Racism did not generate either slavery nor imperialism. Though both across a colour line (particularly slavery) generated racism. Given that the slavery and imperialism came before the development of racism, seeing both through the prism of “racism” is particularly silly.
Scott Sumner
Aug 29 2015 at 10:32am
Everyone, Lots of good comment.
E. Harding, Which paper is that? I generally agree with Bryan’s views on drugs.
Larry, I’d say no, although of course this person might have been victimized before the murder, or while in prison.
mbka
Aug 29 2015 at 11:26am
Couldn’t agree more, as so very often, Scott. I never quite got that “serves them right” attitude. Goes in the same bin as the “well you don’t really _need_ to smoke/drink/drive a car, do you?” attitude towards excessive “nudge” taxation. The need for a perpetrator and victim in every event, no matter how random it may have been. Etc. It’s all about being so sure to be right, and on the side of the just.
Hasdrubal
Aug 29 2015 at 12:33pm
I think the most important factor when looking at a victim is how responsibly the victim acted.

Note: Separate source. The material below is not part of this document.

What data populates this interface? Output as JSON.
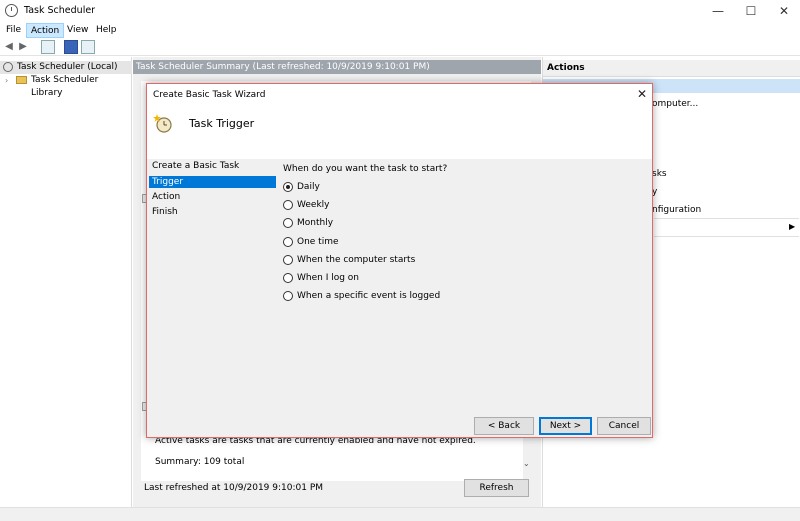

To take your crossing the street example: If the street is clear when you begin crossing, but a car careens around a corner, crosses the center line and hits you, yes you’re a victim. You acted responsibly and took reasonable precautions.
On the other hand, if you run across a snow and ice covered street trying to beat a car, who slams on his breaks and slides into you, no, you’re not a victim. You brought that upon yourself.
And of course, there’s a lot of room in between for partial responsibility for your plight: A few years ago, a concert cellist had his $40,000ish cello stolen from his car in Minneapolis’s Uptown neighborhood. That’s the bar/restaurant district where all the cool kids go on weekends, where burglaries happen, and he didn’t lock his car. Sure, people shouldn’t break into your car, but it’s not hard to at least lock it, and only slightly more effort is required to drop the thing you use to make your living off somewhere safe.
Yeah, the cellist was a victim, but he also bears some responsibility for not taking the basic efforts to ensure his safety. That doesn’t absolve the thief. But suggesting the cellist should have taken more care with his belongings isn’t victim blaming: It’s acknowledging that bad things can happen and you have to take at least some responsibility for your own safety because other people can’t ensure that for you.
Joe
Aug 29 2015 at 1:49pm
Dividing people up into victims where did this come from? Nixon administration: Statistical Directive 15 in 1973 Casper Weinberger Sec of Health Education asked the Federal Interagency on Education to come up with a formula that would classify the American people What happen to all men are created equal? We are all victims.